Avant la réception de Cham, samedi (17h), le nouveau portier du Stade Nyonnais, Maxime Brenet, revient sur son parcours et son invraisemblable faux transfert à Bahreïn.

par Dominique Montangero – La Côte

Depuis un mois, Maxime Brenet défend avec brio les buts de la première équipe du Stade Nyonnais. Et dire qu’au lieu de débarquer à Colovray, le gardien franco-suisse aurait dû partir pour Bahreïn afin d’y vivre, à vingt-sept ans, sa première aventure de footballeur professionnel (lire encadré). Un épisode qui reste encore très douloureux dans l’esprit de l’enfant de Chambéry.
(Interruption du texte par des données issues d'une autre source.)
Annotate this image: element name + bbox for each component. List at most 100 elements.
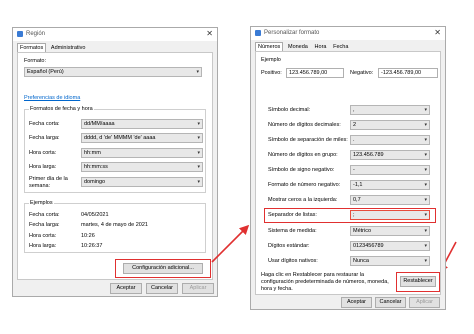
- date-time-group-title: Formatos de fecha y hora: [29, 106, 94, 112]
- positive-label: Positivo:: [261, 70, 282, 76]
- chevron-down-icon: ▾: [197, 179, 200, 185]
- list-separator-value: ;: [353, 212, 355, 218]
- numbers-panel: Ejemplo Positivo: 123.456.789,00 Negativ…: [255, 51, 441, 295]
- digit-grouping-label: Número de dígitos en grupo:: [268, 152, 338, 158]
- format-value: Español (Perú): [27, 69, 64, 75]
- chevron-down-icon: ▾: [424, 137, 427, 143]
- thousands-separator-label: Símbolo de separación de miles:: [268, 137, 348, 143]
- decimal-symbol-label: Símbolo decimal:: [268, 107, 311, 113]
- native-digits-dropdown[interactable]: Nunca ▾: [350, 256, 430, 266]
- example-long-time-value: 10:26:37: [81, 243, 103, 249]
- cancel-button[interactable]: Cancelar: [375, 297, 406, 308]
- long-date-value: dddd, d 'de' MMMM 'de' aaaa: [84, 135, 156, 141]
- list-separator-dropdown[interactable]: ; ▾: [350, 210, 430, 220]
- first-day-dropdown[interactable]: domingo ▾: [81, 177, 203, 187]
- chevron-down-icon: ▾: [197, 164, 200, 170]
- example-long-time-label: Hora larga:: [29, 243, 57, 249]
- long-time-value: hh:mm:ss: [84, 164, 108, 170]
- region-window: Región ✕ Formatos Administrativo Formato…: [12, 27, 218, 297]
- short-date-value: dd/MM/aaaa: [84, 121, 115, 127]
- measurement-system-label: Sistema de medida:: [268, 228, 317, 234]
- customize-format-window: Personalizar formato ✕ Números Moneda Ho…: [250, 26, 446, 310]
- long-date-dropdown[interactable]: dddd, d 'de' MMMM 'de' aaaa ▾: [81, 133, 203, 143]
- negative-sign-value: -: [353, 167, 355, 173]
- tab-moneda[interactable]: Moneda: [286, 43, 310, 51]
- chevron-down-icon: ▾: [424, 243, 427, 249]
- tab-numeros[interactable]: Números: [255, 42, 284, 51]
- region-formats-panel: Formato: Español (Perú) ▾ Preferencias de…: [17, 52, 213, 280]
- example-short-time-value: 10:26: [81, 233, 95, 239]
- customize-app-icon: [255, 30, 261, 36]
- customize-titlebar: Personalizar formato ✕: [251, 27, 445, 40]
- negative-format-dropdown[interactable]: -1,1 ▾: [350, 180, 430, 190]
- region-titlebar: Región ✕: [13, 28, 217, 41]
- short-time-label: Hora corta:: [29, 150, 57, 156]
- standard-digits-value: 0123456789: [353, 243, 384, 249]
- negative-sign-dropdown[interactable]: - ▾: [350, 165, 430, 175]
- first-day-value: domingo: [84, 179, 106, 185]
- chevron-down-icon: ▾: [424, 107, 427, 113]
- decimal-digits-dropdown[interactable]: 2 ▾: [350, 120, 430, 130]
- tab-hora[interactable]: Hora: [313, 43, 329, 51]
- tab-administrativo[interactable]: Administrativo: [49, 44, 88, 52]
- negative-format-value: -1,1: [353, 182, 363, 188]
- measurement-system-value: Métrico: [353, 228, 372, 234]
- close-icon[interactable]: ✕: [434, 28, 441, 37]
- negative-format-label: Formato de número negativo:: [268, 182, 341, 188]
- thousands-separator-dropdown[interactable]: . ▾: [350, 135, 430, 145]
- example-long-date-value: martes, 4 de mayo de 2021: [81, 222, 148, 228]
- decimal-symbol-dropdown[interactable]: , ▾: [350, 105, 430, 115]
- chevron-down-icon: ▾: [424, 197, 427, 203]
- chevron-down-icon: ▾: [424, 167, 427, 173]
- native-digits-value: Nunca: [353, 258, 369, 264]
- digit-grouping-value: 123.456.789: [353, 152, 384, 158]
- short-date-label: Fecha corta:: [29, 121, 60, 127]
- format-label: Formato:: [24, 58, 47, 64]
- negative-example-field: -123.456.789,00: [378, 68, 438, 78]
- standard-digits-dropdown[interactable]: 0123456789 ▾: [350, 241, 430, 251]
- reset-note: Haga clic en Restablecer para restaurar …: [261, 272, 389, 292]
- reset-button[interactable]: Restablecer: [400, 276, 436, 287]
- region-tabs: Formatos Administrativo: [17, 43, 88, 52]
- long-time-dropdown[interactable]: hh:mm:ss ▾: [81, 162, 203, 172]
- date-time-formats-group: Formatos de fecha y hora Fecha corta: dd…: [24, 106, 206, 193]
- standard-digits-label: Dígitos estándar:: [268, 243, 310, 249]
- native-digits-label: Usar dígitos nativos:: [268, 258, 318, 264]
- leading-zeros-value: 0,7: [353, 197, 361, 203]
- example-short-date-label: Fecha corta:: [29, 212, 60, 218]
- tab-formatos[interactable]: Formatos: [17, 43, 47, 52]
- additional-settings-button[interactable]: Configuración adicional...: [123, 263, 203, 274]
- example-group-title: Ejemplo: [261, 57, 281, 63]
- accept-button[interactable]: Aceptar: [110, 283, 142, 294]
- digit-grouping-dropdown[interactable]: 123.456.789 ▾: [350, 150, 430, 160]
- decimal-symbol-value: ,: [353, 107, 355, 113]
- short-time-dropdown[interactable]: hh:mm ▾: [81, 148, 203, 158]
- apply-button[interactable]: Aplicar: [182, 283, 214, 294]
- leading-zeros-dropdown[interactable]: 0,7 ▾: [350, 195, 430, 205]
- negative-sign-label: Símbolo de signo negativo:: [268, 167, 335, 173]
- first-day-label: Primer día de la semana:: [29, 176, 68, 189]
- positive-example-field: 123.456.789,00: [286, 68, 344, 78]
- close-icon[interactable]: ✕: [206, 29, 213, 38]
- measurement-system-dropdown[interactable]: Métrico ▾: [350, 226, 430, 236]
- language-preferences-link[interactable]: Preferencias de idioma: [24, 95, 80, 101]
- format-dropdown[interactable]: Español (Perú) ▾: [24, 67, 202, 77]
- accept-button[interactable]: Aceptar: [341, 297, 372, 308]
- decimal-digits-value: 2: [353, 122, 357, 128]
- short-date-dropdown[interactable]: dd/MM/aaaa ▾: [81, 119, 203, 129]
- examples-group-title: Ejemplos: [29, 200, 54, 206]
- tab-fecha[interactable]: Fecha: [331, 43, 350, 51]
- example-long-date-label: Fecha larga:: [29, 222, 60, 228]
- decimal-digits-label: Número de dígitos decimales:: [268, 122, 341, 128]
- region-app-icon: [17, 31, 23, 37]
- chevron-down-icon: ▾: [424, 212, 427, 218]
- apply-button[interactable]: Aplicar: [409, 297, 440, 308]
- long-date-label: Fecha larga:: [29, 135, 60, 141]
- chevron-down-icon: ▾: [424, 152, 427, 158]
- long-time-label: Hora larga:: [29, 164, 57, 170]
- example-short-date-value: 04/05/2021: [81, 212, 109, 218]
- chevron-down-icon: ▾: [424, 182, 427, 188]
- cancel-button[interactable]: Cancelar: [146, 283, 178, 294]
- customize-title: Personalizar formato: [264, 30, 320, 36]
- chevron-down-icon: ▾: [424, 122, 427, 128]
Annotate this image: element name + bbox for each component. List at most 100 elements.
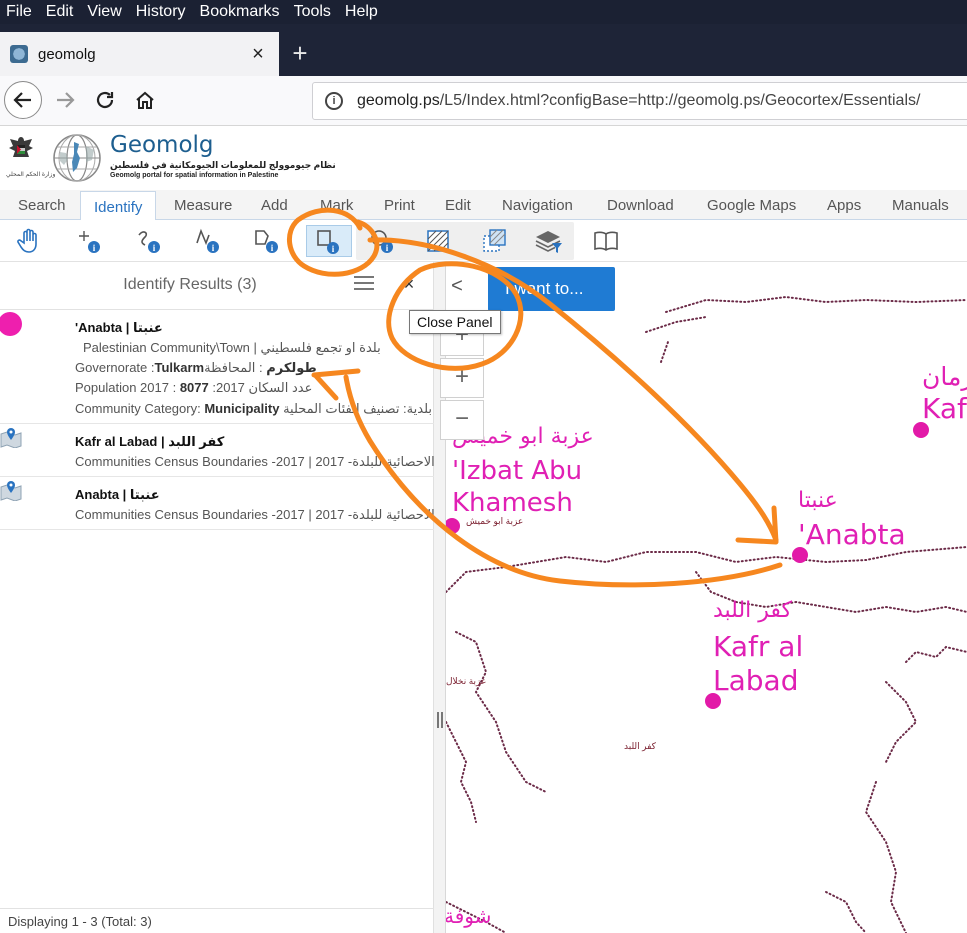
- reload-button[interactable]: [86, 81, 124, 119]
- close-panel-tooltip: Close Panel: [409, 310, 501, 334]
- tab-apps[interactable]: Apps: [827, 190, 861, 220]
- place-label-shufa-ar: شوفة: [446, 904, 492, 928]
- polygon-identify-icon: i: [255, 230, 278, 253]
- brand-block: Geomolg نظام جيوموولج للمعلومات الجيومكا…: [110, 132, 336, 180]
- menu-file[interactable]: File: [0, 0, 39, 24]
- hand-icon: [17, 228, 37, 253]
- menu-tools[interactable]: Tools: [287, 0, 338, 24]
- browser-tab[interactable]: geomolg ×: [0, 32, 279, 76]
- brand-name: Geomolg: [110, 132, 214, 158]
- result-population: Population 2017 : 8077 :عدد السكان 2017: [75, 380, 313, 395]
- help-manual-button[interactable]: [590, 225, 622, 257]
- back-arrow-icon: [13, 92, 31, 108]
- zoom-out-button[interactable]: −: [440, 400, 484, 440]
- brand-arabic-tagline: نظام جيوموولج للمعلومات الجيومكانية في ف…: [110, 160, 336, 170]
- book-icon: [594, 231, 618, 251]
- app-header: وزارة الحكم المحلي Geomolg نظام جيوموولج…: [0, 126, 967, 190]
- geomolg-globe-logo-icon: [53, 134, 101, 182]
- place-point[interactable]: [792, 547, 808, 563]
- favicon-icon: [10, 45, 28, 63]
- menu-view[interactable]: View: [80, 0, 128, 24]
- tab-edit[interactable]: Edit: [445, 190, 471, 220]
- map-small-label: عزبة نخلال: [446, 676, 487, 686]
- url-host: geomolg.ps: [357, 92, 440, 109]
- hatched-selection-button[interactable]: [422, 225, 454, 257]
- tab-add[interactable]: Add: [261, 190, 288, 220]
- panel-title: Identify Results (3): [123, 276, 257, 293]
- tab-manuals[interactable]: Manuals: [892, 190, 949, 220]
- brand-english-tagline: Geomolg portal for spatial information i…: [110, 172, 279, 179]
- map-small-label: كفر اللبد: [624, 741, 656, 751]
- place-label-izbat-en-1: 'Izbat Abu: [452, 456, 583, 486]
- point-identify-button[interactable]: i: [74, 225, 106, 257]
- tab-title: geomolg: [38, 45, 96, 63]
- results-menu-icon[interactable]: [354, 276, 374, 294]
- place-point[interactable]: [913, 422, 929, 438]
- rectangle-identify-button[interactable]: i: [306, 225, 352, 257]
- line-identify-icon: i: [196, 228, 219, 253]
- pan-tool-button[interactable]: [14, 225, 46, 257]
- tab-search[interactable]: Search: [18, 190, 66, 220]
- circle-identify-button[interactable]: i: [367, 225, 399, 257]
- zoom-in-button[interactable]: +: [440, 358, 484, 398]
- tab-download[interactable]: Download: [607, 190, 674, 220]
- i-want-to-button[interactable]: I want to...: [488, 267, 615, 311]
- site-info-icon[interactable]: i: [325, 92, 343, 110]
- identify-results-panel: Identify Results (3) 'Anabta | عنبتا Pal…: [0, 262, 435, 933]
- close-panel-button[interactable]: ×: [398, 272, 420, 296]
- map-pin-icon: [0, 481, 22, 501]
- point-identify-icon: i: [79, 231, 100, 253]
- line-identify-button[interactable]: i: [193, 225, 225, 257]
- tab-mark[interactable]: Mark: [320, 190, 353, 220]
- tab-close-icon[interactable]: ×: [247, 43, 269, 66]
- menu-history[interactable]: History: [129, 0, 193, 24]
- browser-window: File Edit View History Bookmarks Tools H…: [0, 0, 967, 933]
- result-subtitle: Communities Census Boundaries -2017 | 20…: [75, 454, 435, 469]
- tab-strip: geomolg × +: [0, 24, 967, 76]
- tab-google-maps[interactable]: Google Maps: [707, 190, 796, 220]
- place-label-izbat-en-2: Khamesh: [452, 488, 573, 518]
- url-bar[interactable]: i geomolg.ps/L5/Index.html?configBase=ht…: [312, 82, 967, 120]
- navigation-toolbar: i geomolg.ps/L5/Index.html?configBase=ht…: [0, 76, 967, 126]
- home-button[interactable]: [126, 81, 164, 119]
- circle-identify-icon: i: [371, 230, 393, 253]
- place-point[interactable]: [705, 693, 721, 709]
- map-pin-icon: [0, 428, 22, 448]
- layer-filter-button[interactable]: [532, 225, 564, 257]
- boundary-lines: [446, 295, 967, 933]
- menu-edit[interactable]: Edit: [39, 0, 81, 24]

«J’avais pourtant pris toutes les précautions et je me suis dit que, cette fois, c’était la bonne. La déception a été énorme et j’ai songé à tout arrêter», révèle le citoyen de Neuchâtel. Une ville dans laquelle il est arrivé en 2008, des rêves plein la tête. A l’issue d’un essai qui s’est révélé concluant, il a rejoint les rangs de Neuchâtel Xamax. «C’est par l’intermédiaire de mon oncle, qui habitait à Neuchâtel, que ce transfert a été possible. J’ai gravi les échelons des M17 jusqu’à la première équipe mais tout s’est écroulé lorsque le club est parti en faillite en 2012», se remémore-t-il.

A Colovray, ça respire le foot. Y débarquer est, pour moi, une bouffée d’air frais.

Maxime Brenet gardien du Stade Nyonnais

S’ensuit alors une période d’instabilité au cours de laquelle Maxime Brenet a défendu les buts de Serrières et Fribourg, en 1re ligue, avant de rejoindre Le Mont en Challenge League. Après un court passage à Yverdon, il a joué sous le maillot de Guin en 1re ligue.

Poursuivi par la poisse

«Cette liste est longue et je n’en suis pas particulièrement fier car cela donne l’impression d’une certaine instabilité», reconnaît le néo-Nyonnais. J’ai fait quelques fois les mauvais choix mais j’ai vraiment eu la poisse. Dans plusieurs clubs, les circonstances ont été particulières. On ne m’a jamais vraiment donné ma chance et j’ai été plusieurs fois trompé», déclare-t-il.

A l’issue de six années durant lesquelles il n’est pas parvenu à récolter les fruits de tous ses efforts, Maxime Brenet a décidé de mettre le foot entre parenthèses. «J’ai signé en 2e ligue inter avec Colombier pour jouer avec des potes. Je voulais donner la priorité à mon apprentissage (ndlr: il a débuté, en 2018, en apprentissage de dessinateur en génie civil d’une durée de quatre ans) et à l’éducation de notre fils», confie le numéro un du Stade.

Carton plein avant le derby

Bouillant sur le terrain mais doux dans la vie de tous les jours, le numéro un des «jaune et noir» est heureux de se retrouver à Nyon, où il a rapidement trouvé ses marques. «A Colovray, ça respire le foot. Y débarquer est, pour moi, une bouffée d’air frais. Cette jeune équipe est une belle surprise», indique-t-il.

A la veille de recevoir Cham (samedi à 17h), celui qui se définit comme un gardien moderne qui aime donner de la voix, souffle: «On doit continuer sur notre lancée. Et faire le plein avant le derby contre Yverdon. Une victoire et un blanchissage me conviendraient parfaitement.»

Faux transfert, vraie arnaque
Avant de débarquer au Stade, Maxime Brenet a vécu une incroyable aventure. Mi-août, alors portier du FC La Chaux-de-Fonds, il a cru pouvoir vivre une aventure dans le football professionnel. Contacté par le club d’Al Riffa, champion de Bahreïn, le Franco-Suisse a résilié son contrat avec le club neuchâtelois et dénoncé le bail de l’appartement dans lequel il vivait avec sa femme et son fils de dix-neuf mois. En apprentissage à Neuchâtel, il a obtenu la suspension de son contrat. Visa et licence de jeu en poche, contrat vérifié auprès de la FIFA par son agent, Maxime Brenet et sa famille étaient sur le départ.

Mais, le rêve a viré au cauchemar et le déménagement n’a jamais eu lieu. Victime d’un incroyable retournement de situation, le gardien devait, soudainement, s’acquitter de 5000 dollars pour, sous prétexte d’un impôt local, recevoir son billet d’avion. Contactés par l’agent de Maxime Brenet, les dirigeants d’Al Riffa n’ont plus donné la moindre nouvelle.

Malgré tout, cette rocambolesque histoire s’est bien terminée. Maxime Brenet, qui a décidé d’attaquer le manager général d’Al Riffa devant la FIFA, a pu reprendre son apprentissage en génie civil, a retrouvé un appartement à Neuchâtel et une cage à défendre à Nyon.